По заветам, как говорится. От каждого по способностям, каждому по потребностям. А потребности эти, мы, товарищи, знаем.

— Ты… довольно гнусный… и нудный… и…

Мне бы полететь, приземлиться прямо на Красной Площади. Стукнуть хером о мостовую так, чтоб камни в воздух взлетели, а потом молвить речь горячую. Только это не даст ничего. Совсем ничего. Западные страны в отчаянии и готовы на многое ради стабилизации обстановки, Стакомск стал чемоданом без ручки, а из нас сделают козлов отпущения. Слабеньких или легко контролируемых — под диктат Неогенового ООН, сильных, типа нас с Окалиной, просто под нож как террористов. И всем плевать, что мы защитили город от подковерных игр Комитетов…

— Я… без боя… не сдамс…

Такие вот дела, товарищи. Без боя мы не сдадимся. О, Викусик. Ты чего меня трогаешь? Я ж говорю, не сдадимся. Ладно, тебе можно. Сдаюсь. О, ты и её подняла? Ну ты и сильная, офигеть. Я не знал. А куда мы едем? Спать? Мне не нужен сон, Викусь, мне нужны ответы! Я хочу знать, что мне делать, как мне жить. Где надо ударить, чтобы всё заработало, а? Что? Никуда бить не надо? Надо, Викусь, надо, ты не слушай эту… она пьяная. Я? Я тоже пьяный, видно же, ты чего. Но меня слушать на… эй, ну за что ты меня так бросила? А сама куда? Эй! Верните мне товарища майора! Это моя начальница, а не ваша…!


Интерлюдия


— Он напился в хлам с твоей мамой, — говорит Янлинь, встав возле любимого насеста девушки-призрака, — А потом сказал что-то Викусику, которая их разносила по комнатам. Та теперь рыдает. Никого видеть не хочет.

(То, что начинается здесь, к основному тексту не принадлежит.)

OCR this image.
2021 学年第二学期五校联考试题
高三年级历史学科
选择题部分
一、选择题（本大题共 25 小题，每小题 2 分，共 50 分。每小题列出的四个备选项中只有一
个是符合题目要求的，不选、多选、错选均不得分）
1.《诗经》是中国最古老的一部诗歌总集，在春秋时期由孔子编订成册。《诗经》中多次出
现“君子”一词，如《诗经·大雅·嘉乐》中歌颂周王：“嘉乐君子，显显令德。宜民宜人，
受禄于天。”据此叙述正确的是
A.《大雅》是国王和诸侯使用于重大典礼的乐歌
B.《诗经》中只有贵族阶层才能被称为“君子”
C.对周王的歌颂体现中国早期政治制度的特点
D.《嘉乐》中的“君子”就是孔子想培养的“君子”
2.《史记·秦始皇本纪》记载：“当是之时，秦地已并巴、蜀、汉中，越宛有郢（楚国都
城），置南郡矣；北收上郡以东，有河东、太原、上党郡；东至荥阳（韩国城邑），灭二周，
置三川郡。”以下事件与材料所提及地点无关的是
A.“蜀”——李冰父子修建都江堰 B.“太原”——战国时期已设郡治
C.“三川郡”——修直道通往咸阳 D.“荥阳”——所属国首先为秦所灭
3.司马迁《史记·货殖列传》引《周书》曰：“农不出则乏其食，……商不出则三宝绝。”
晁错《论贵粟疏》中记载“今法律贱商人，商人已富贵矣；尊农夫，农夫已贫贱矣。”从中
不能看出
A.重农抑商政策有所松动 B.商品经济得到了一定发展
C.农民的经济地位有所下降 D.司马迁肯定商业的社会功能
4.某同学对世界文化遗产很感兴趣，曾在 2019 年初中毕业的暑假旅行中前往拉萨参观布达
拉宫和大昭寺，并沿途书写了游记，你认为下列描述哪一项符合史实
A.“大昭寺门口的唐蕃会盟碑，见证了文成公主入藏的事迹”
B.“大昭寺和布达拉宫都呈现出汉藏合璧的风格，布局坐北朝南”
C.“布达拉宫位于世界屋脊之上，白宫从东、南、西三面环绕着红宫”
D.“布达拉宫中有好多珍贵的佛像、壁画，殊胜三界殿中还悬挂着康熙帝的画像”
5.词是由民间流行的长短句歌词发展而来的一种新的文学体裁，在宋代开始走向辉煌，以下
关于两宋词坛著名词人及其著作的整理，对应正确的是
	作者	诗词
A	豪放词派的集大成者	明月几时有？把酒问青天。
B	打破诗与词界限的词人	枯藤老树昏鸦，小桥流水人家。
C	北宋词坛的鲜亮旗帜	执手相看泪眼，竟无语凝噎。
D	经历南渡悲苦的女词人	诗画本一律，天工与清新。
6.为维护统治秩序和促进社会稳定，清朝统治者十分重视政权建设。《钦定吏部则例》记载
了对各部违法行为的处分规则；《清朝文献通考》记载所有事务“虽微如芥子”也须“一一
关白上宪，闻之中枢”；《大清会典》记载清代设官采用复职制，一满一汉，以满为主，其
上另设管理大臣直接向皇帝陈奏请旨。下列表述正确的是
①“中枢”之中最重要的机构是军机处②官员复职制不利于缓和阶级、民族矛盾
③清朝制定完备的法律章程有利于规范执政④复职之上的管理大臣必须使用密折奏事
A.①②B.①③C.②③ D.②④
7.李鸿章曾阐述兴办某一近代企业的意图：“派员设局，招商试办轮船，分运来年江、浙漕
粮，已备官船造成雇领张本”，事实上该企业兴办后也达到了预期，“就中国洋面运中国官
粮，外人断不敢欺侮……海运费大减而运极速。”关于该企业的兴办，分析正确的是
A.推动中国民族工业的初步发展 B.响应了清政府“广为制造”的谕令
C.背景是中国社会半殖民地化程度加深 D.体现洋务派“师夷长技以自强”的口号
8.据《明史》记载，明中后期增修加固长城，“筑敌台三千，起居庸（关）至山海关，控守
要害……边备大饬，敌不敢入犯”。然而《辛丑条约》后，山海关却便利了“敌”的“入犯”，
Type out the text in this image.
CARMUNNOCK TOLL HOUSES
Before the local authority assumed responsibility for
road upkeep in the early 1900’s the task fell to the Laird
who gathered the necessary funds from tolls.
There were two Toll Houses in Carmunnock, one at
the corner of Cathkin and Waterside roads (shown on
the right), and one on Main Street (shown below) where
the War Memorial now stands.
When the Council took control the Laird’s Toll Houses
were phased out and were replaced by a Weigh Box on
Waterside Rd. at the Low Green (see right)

— Сказал? Вряд ли, — откликается призрак, удерживающая перед собой планшет с данными, — Я уверена на сто процентов, что девочка расстроилась из-за того, что он ей не сказал. Особенно пьяный. Он же её искал, понимаешь? Долго, упорно. А мы прятали. Так? Так. А она пряталась. Так? Так. Пока пряталась, надумала себе разного.

— Наверное, так и есть, — соглашается Янлинь, наблюдая, как блондинка быстро читает доклады, возникающие на дисплее. Витя у них… необычный как личность. Он даже то, что на душе, не рассказывает, а заявляет. Спокойно. И ему веришь, потому что не верить — глупо. Он постоянно по краю ходит. Вот, снова оттуда пришёл.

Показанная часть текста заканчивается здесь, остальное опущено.